Cet article commence par un aveu : avant Macbeth , je n’avais jamais vu aucun opéra de ma vie. Enfant, ma grand-mère avait bien essayé de m’intéresser aux ballets comme Casse-noisette ou Pierre et le loup . Mais ce fut tout. Pour un novice comme moi, cette première rencontre avec l’opéra s’est révélée concluante. Le choix du metteur en scène d’intégrer le classique Macbeth dans un cadre contemporain y joue pour beaucoup. Bien sûr, il faut apprécier le chant lyrique. Bien sûr, il faut aimer les tragédies classiques. Et il faut évidemment accepter de se plonger dans un spectacle de deux heures. Mais l’originalité de la troupe de Brett Bailey intrigue et séduit.

© Piet Janssens

Car ce metteur en scène sud-africain, né en 1967, passé par Amsterdam, versé dans le théâtre et les performances, met l’Afrique et le post-colonialisme au centre de son travail. Collaborant avec des artistes africains, il a créé une troupe de chanteurs congolais pour sa dernière création. Le spectacle qu’il a tiré de l’opéra de Verdi est mêlé d’influences multiples. La musique emprunte parfois des rythmes africains. Certaines chorégraphies aussi. Transposé au temps du post-colonialisme et de la mondialisation, Macbeth s’accompagne d’un regard politique actuel. L’organisation toute-puissante qui régit l’économie (et donc la politique) dans le Congo cauchemardesque de Brett Bailey s’appelle « Hexagon » et n’est pas sans évoquer la Françafrique et ses dérives. L’ivresse de pouvoir des époux Macbeth se traduit par un penchant pour l’opulence vulgaire : robes léopard, lunettes de soleil démesurément grandes, etc. Ils deviennent les personnages grotesques d’un drame universel. Le spectacle se métamorphose en une sorte d’ Ubu roi chanté et africain. L’ombre d’Alfred Jarry plane, le spectateur rit et la tragédie continue pourtant. Pour mieux exposer le chaos dans lequel Macbeth plonge son peuple, des photographies défilent ponctuellement à l’écran et le réel s’invite dans la fiction. Car, comme les grandes tragédies ont su capter l’universel, elles restent malheureusement d’actualité. Toujours il y aura des quêtes sanglantes et irraisonnées du pouvoir.

© Piet Janssens

Avec Macbeth , l’œil ne manque pas de sollicitations : la scène se partage en cinq espaces. D’abord la scène, comme espace de jeu, centrale. À l’arrière-plan, un écran où s’affichent les photographies, les récitatifs du spectacle, de courtes biographies des chanteurs. Côté jardin, les sorcières de Macbeth prennent des allures de chœur de femmes. Côté cour, un orchestre réduit joue la partition de Verdi superbement réarrangée par le Belge Fabrizio Cassol. Enfin, de part et d’autre de la scène, défilent les sous-titres bilingues des chansons réaménagées. On pourra reprocher parfois un manque d’unité et de lisibilité entre ces espaces. Des sous-titres pas toujours synchronisés, certains récitatifs cachés par les acteurs empêchent une compréhension parfaite du spectacle. De même que, si la modernisation de Macbeth la rend actuelle et accessible, elle est parfois excessive et s’encombre de détails inutiles. Mais on pourra aussi s’enthousiasmer pour cette troupe de chanteurs lyriques, tous épatants. Pour moi, ce Macbeth demeure une belle entrée en matière. En attendant d’en voir d’autres.

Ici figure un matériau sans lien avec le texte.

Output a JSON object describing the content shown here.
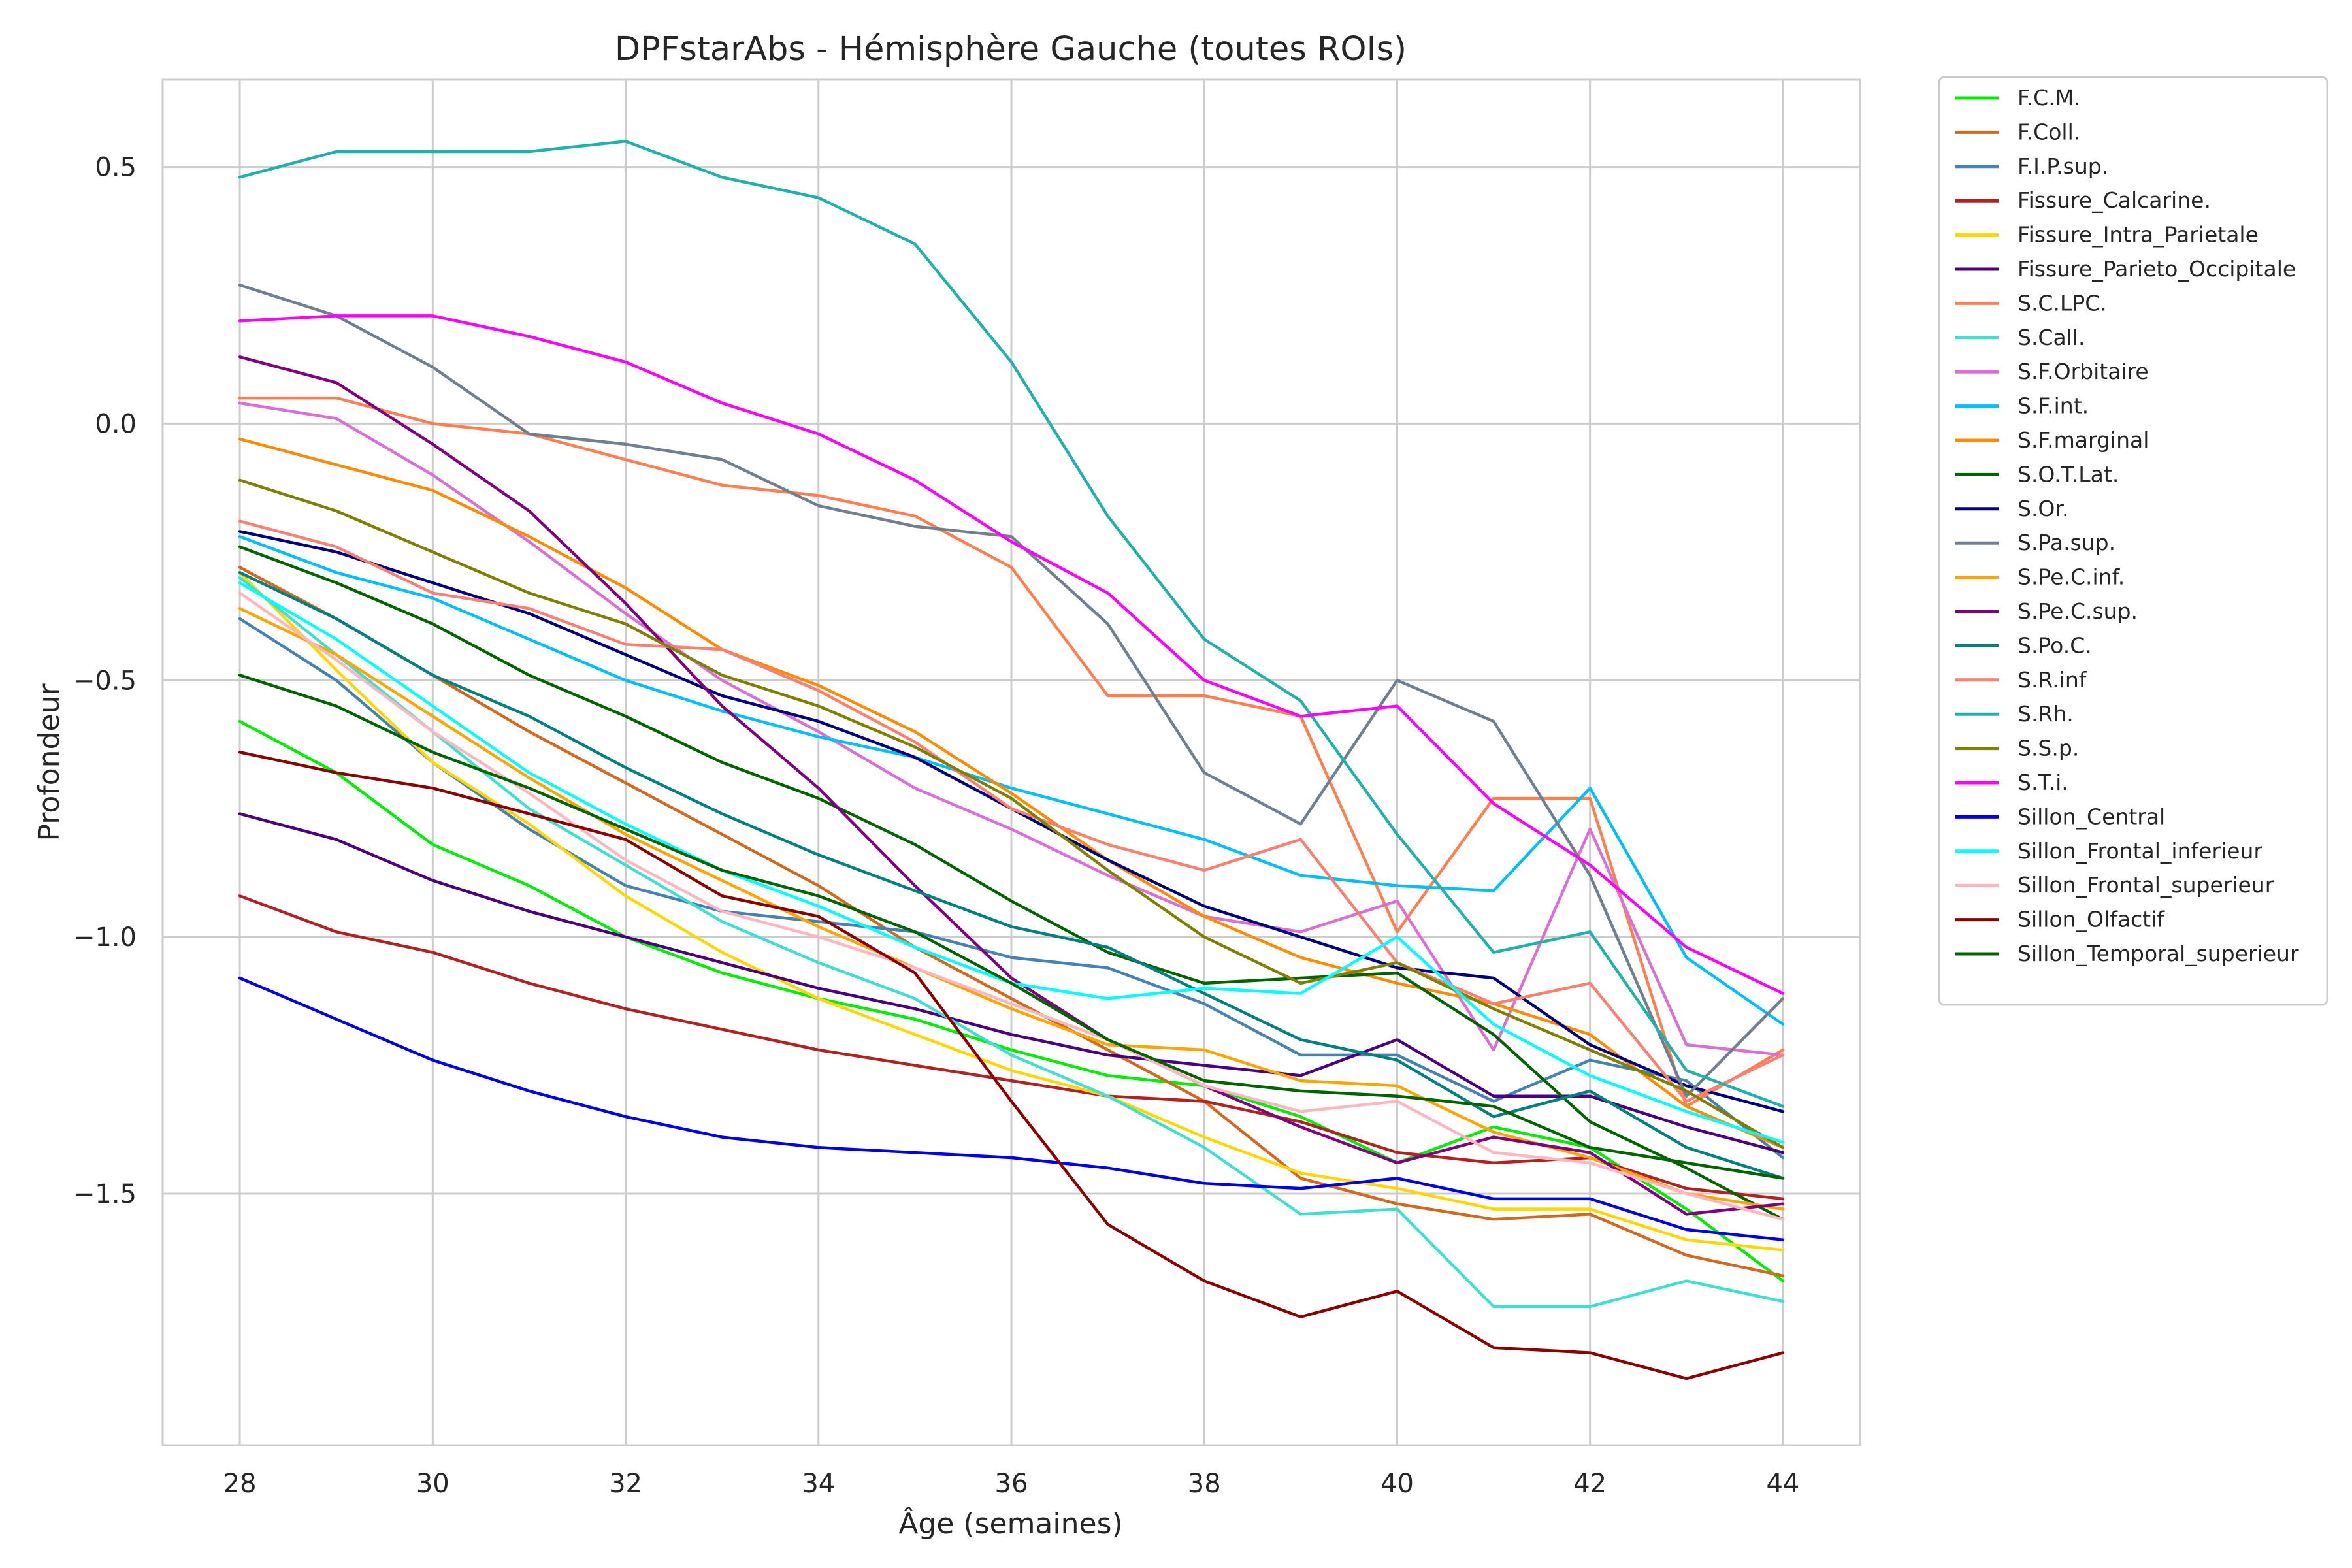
{
  "chart_data": {
    "type": "line",
    "title": "DPFstarAbs - Hémisphère Gauche (toutes ROIs)",
    "xlabel": "Âge (semaines)",
    "ylabel": "Profondeur",
    "xlim": [
      27.2,
      44.8
    ],
    "ylim": [
      -1.99,
      0.67
    ],
    "x_ticks": [
      28,
      30,
      32,
      34,
      36,
      38,
      40,
      42,
      44
    ],
    "x_tick_labels": [
      "28",
      "30",
      "32",
      "34",
      "36",
      "38",
      "40",
      "42",
      "44"
    ],
    "y_ticks": [
      0.5,
      0.0,
      -0.5,
      -1.0,
      -1.5
    ],
    "y_tick_labels": [
      "0.5",
      "0.0",
      "−0.5",
      "−1.0",
      "−1.5"
    ],
    "grid": true,
    "legend_position": "outside-right",
    "x": [
      28,
      29,
      30,
      31,
      32,
      33,
      34,
      35,
      36,
      37,
      38,
      39,
      40,
      41,
      42,
      43,
      44
    ],
    "series": [
      {
        "name": "F.C.M.",
        "color": "#00ee00",
        "values": [
          -0.58,
          -0.68,
          -0.82,
          -0.9,
          -1.0,
          -1.07,
          -1.12,
          -1.16,
          -1.22,
          -1.27,
          -1.29,
          -1.35,
          -1.44,
          -1.37,
          -1.41,
          -1.53,
          -1.67
        ]
      },
      {
        "name": "F.Coll.",
        "color": "#d2691e",
        "values": [
          -0.28,
          -0.38,
          -0.49,
          -0.6,
          -0.7,
          -0.8,
          -0.9,
          -1.02,
          -1.12,
          -1.22,
          -1.32,
          -1.47,
          -1.52,
          -1.55,
          -1.54,
          -1.62,
          -1.66
        ]
      },
      {
        "name": "F.I.P.sup.",
        "color": "#4682b4",
        "values": [
          -0.38,
          -0.5,
          -0.66,
          -0.79,
          -0.9,
          -0.95,
          -0.97,
          -0.99,
          -1.04,
          -1.06,
          -1.13,
          -1.23,
          -1.23,
          -1.32,
          -1.24,
          -1.28,
          -1.43
        ]
      },
      {
        "name": "Fissure_Calcarine.",
        "color": "#b22222",
        "values": [
          -0.92,
          -0.99,
          -1.03,
          -1.09,
          -1.14,
          -1.18,
          -1.22,
          -1.25,
          -1.28,
          -1.31,
          -1.32,
          -1.36,
          -1.42,
          -1.44,
          -1.43,
          -1.49,
          -1.51
        ]
      },
      {
        "name": "Fissure_Intra_Parietale",
        "color": "#ffd700",
        "values": [
          -0.29,
          -0.48,
          -0.66,
          -0.78,
          -0.92,
          -1.03,
          -1.12,
          -1.19,
          -1.26,
          -1.31,
          -1.39,
          -1.46,
          -1.49,
          -1.53,
          -1.53,
          -1.59,
          -1.61
        ]
      },
      {
        "name": "Fissure_Parieto_Occipitale",
        "color": "#4b0082",
        "values": [
          -0.76,
          -0.81,
          -0.89,
          -0.95,
          -1.0,
          -1.05,
          -1.1,
          -1.14,
          -1.19,
          -1.23,
          -1.25,
          -1.27,
          -1.2,
          -1.31,
          -1.31,
          -1.37,
          -1.42
        ]
      },
      {
        "name": "S.C.LPC.",
        "color": "#ff7f50",
        "values": [
          0.05,
          0.05,
          0.0,
          -0.02,
          -0.07,
          -0.12,
          -0.14,
          -0.18,
          -0.28,
          -0.53,
          -0.53,
          -0.57,
          -0.99,
          -0.73,
          -0.73,
          -1.33,
          -1.22
        ]
      },
      {
        "name": "S.Call.",
        "color": "#40e0d0",
        "values": [
          -0.3,
          -0.45,
          -0.6,
          -0.75,
          -0.86,
          -0.97,
          -1.05,
          -1.12,
          -1.23,
          -1.31,
          -1.41,
          -1.54,
          -1.53,
          -1.72,
          -1.72,
          -1.67,
          -1.71
        ]
      },
      {
        "name": "S.F.Orbitaire",
        "color": "#da70d6",
        "values": [
          0.04,
          0.01,
          -0.1,
          -0.23,
          -0.37,
          -0.5,
          -0.6,
          -0.71,
          -0.79,
          -0.88,
          -0.96,
          -0.99,
          -0.93,
          -1.22,
          -0.79,
          -1.21,
          -1.23
        ]
      },
      {
        "name": "S.F.int.",
        "color": "#00bfff",
        "values": [
          -0.22,
          -0.29,
          -0.34,
          -0.42,
          -0.5,
          -0.56,
          -0.61,
          -0.65,
          -0.71,
          -0.76,
          -0.81,
          -0.88,
          -0.9,
          -0.91,
          -0.71,
          -1.04,
          -1.17
        ]
      },
      {
        "name": "S.F.marginal",
        "color": "#ff8c00",
        "values": [
          -0.03,
          -0.08,
          -0.13,
          -0.22,
          -0.32,
          -0.44,
          -0.51,
          -0.6,
          -0.72,
          -0.85,
          -0.96,
          -1.04,
          -1.09,
          -1.13,
          -1.19,
          -1.33,
          -1.41
        ]
      },
      {
        "name": "S.O.T.Lat.",
        "color": "#006400",
        "values": [
          -0.24,
          -0.31,
          -0.39,
          -0.49,
          -0.57,
          -0.66,
          -0.73,
          -0.82,
          -0.93,
          -1.03,
          -1.09,
          -1.08,
          -1.07,
          -1.19,
          -1.36,
          -1.45,
          -1.55
        ]
      },
      {
        "name": "S.Or.",
        "color": "#000080",
        "values": [
          -0.21,
          -0.25,
          -0.31,
          -0.37,
          -0.45,
          -0.53,
          -0.58,
          -0.65,
          -0.75,
          -0.85,
          -0.94,
          -1.0,
          -1.06,
          -1.08,
          -1.21,
          -1.29,
          -1.34
        ]
      },
      {
        "name": "S.Pa.sup.",
        "color": "#708090",
        "values": [
          0.27,
          0.21,
          0.11,
          -0.02,
          -0.04,
          -0.07,
          -0.16,
          -0.2,
          -0.22,
          -0.39,
          -0.68,
          -0.78,
          -0.5,
          -0.58,
          -0.88,
          -1.31,
          -1.12
        ]
      },
      {
        "name": "S.Pe.C.inf.",
        "color": "#ffa500",
        "values": [
          -0.36,
          -0.45,
          -0.57,
          -0.69,
          -0.8,
          -0.89,
          -0.98,
          -1.06,
          -1.14,
          -1.21,
          -1.22,
          -1.28,
          -1.29,
          -1.38,
          -1.43,
          -1.5,
          -1.53
        ]
      },
      {
        "name": "S.Pe.C.sup.",
        "color": "#800080",
        "values": [
          0.13,
          0.08,
          -0.04,
          -0.17,
          -0.35,
          -0.55,
          -0.71,
          -0.9,
          -1.08,
          -1.2,
          -1.29,
          -1.37,
          -1.44,
          -1.39,
          -1.42,
          -1.54,
          -1.52
        ]
      },
      {
        "name": "S.Po.C.",
        "color": "#008080",
        "values": [
          -0.29,
          -0.38,
          -0.49,
          -0.57,
          -0.67,
          -0.76,
          -0.84,
          -0.91,
          -0.98,
          -1.02,
          -1.11,
          -1.2,
          -1.24,
          -1.35,
          -1.3,
          -1.41,
          -1.47
        ]
      },
      {
        "name": "S.R.inf",
        "color": "#fa8072",
        "values": [
          -0.19,
          -0.24,
          -0.33,
          -0.36,
          -0.43,
          -0.44,
          -0.52,
          -0.62,
          -0.75,
          -0.82,
          -0.87,
          -0.81,
          -1.05,
          -1.13,
          -1.09,
          -1.32,
          -1.23
        ]
      },
      {
        "name": "S.Rh.",
        "color": "#20b2aa",
        "values": [
          0.48,
          0.53,
          0.53,
          0.53,
          0.55,
          0.48,
          0.44,
          0.35,
          0.12,
          -0.18,
          -0.42,
          -0.54,
          -0.8,
          -1.03,
          -0.99,
          -1.26,
          -1.33
        ]
      },
      {
        "name": "S.S.p.",
        "color": "#808000",
        "values": [
          -0.11,
          -0.17,
          -0.25,
          -0.33,
          -0.39,
          -0.49,
          -0.55,
          -0.63,
          -0.73,
          -0.87,
          -1.0,
          -1.09,
          -1.05,
          -1.14,
          -1.22,
          -1.3,
          -1.41
        ]
      },
      {
        "name": "S.T.i.",
        "color": "#ff00ff",
        "values": [
          0.2,
          0.21,
          0.21,
          0.17,
          0.12,
          0.04,
          -0.02,
          -0.11,
          -0.23,
          -0.33,
          -0.5,
          -0.57,
          -0.55,
          -0.74,
          -0.86,
          -1.02,
          -1.11
        ]
      },
      {
        "name": "Sillon_Central",
        "color": "#0000ee",
        "values": [
          -1.08,
          -1.16,
          -1.24,
          -1.3,
          -1.35,
          -1.39,
          -1.41,
          -1.42,
          -1.43,
          -1.45,
          -1.48,
          -1.49,
          -1.47,
          -1.51,
          -1.51,
          -1.57,
          -1.59
        ]
      },
      {
        "name": "Sillon_Frontal_inferieur",
        "color": "#00ffff",
        "values": [
          -0.31,
          -0.42,
          -0.55,
          -0.68,
          -0.78,
          -0.87,
          -0.94,
          -1.02,
          -1.09,
          -1.12,
          -1.1,
          -1.11,
          -1.0,
          -1.17,
          -1.27,
          -1.34,
          -1.4
        ]
      },
      {
        "name": "Sillon_Frontal_superieur",
        "color": "#ffb6c1",
        "values": [
          -0.33,
          -0.46,
          -0.6,
          -0.72,
          -0.85,
          -0.95,
          -1.0,
          -1.06,
          -1.13,
          -1.2,
          -1.29,
          -1.34,
          -1.32,
          -1.42,
          -1.44,
          -1.5,
          -1.55
        ]
      },
      {
        "name": "Sillon_Olfactif",
        "color": "#8b0000",
        "values": [
          -0.64,
          -0.68,
          -0.71,
          -0.76,
          -0.81,
          -0.92,
          -0.96,
          -1.07,
          -1.32,
          -1.56,
          -1.67,
          -1.74,
          -1.69,
          -1.8,
          -1.81,
          -1.86,
          -1.81
        ]
      },
      {
        "name": "Sillon_Temporal_superieur",
        "color": "#006400",
        "values": [
          -0.49,
          -0.55,
          -0.64,
          -0.71,
          -0.79,
          -0.87,
          -0.92,
          -0.99,
          -1.09,
          -1.2,
          -1.28,
          -1.3,
          -1.31,
          -1.33,
          -1.41,
          -1.44,
          -1.47
        ]
      }
    ]
  }
}
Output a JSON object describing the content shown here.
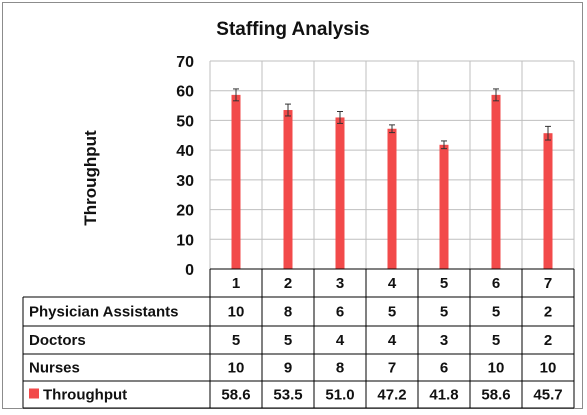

Réservations : www.kfda.be/fr

Billetterie : cinéma Marivaux, ouverte de midi à 19 heures.

98 boulevard Adolphe Max

1000 Bruxelles

T +32 (0) 70 222 199

Même rédacteur·ice :

Macbeth
de Brett Bailey / Third World Bunfight
Les 13, 15 et 16 mai à 20 heures
Au KVS, dans le cadre du Kunstenfestivaldesarts
146 rue de Laeken
1000 Bruxelles
En italien (sous-titres français et néerlandais)
120’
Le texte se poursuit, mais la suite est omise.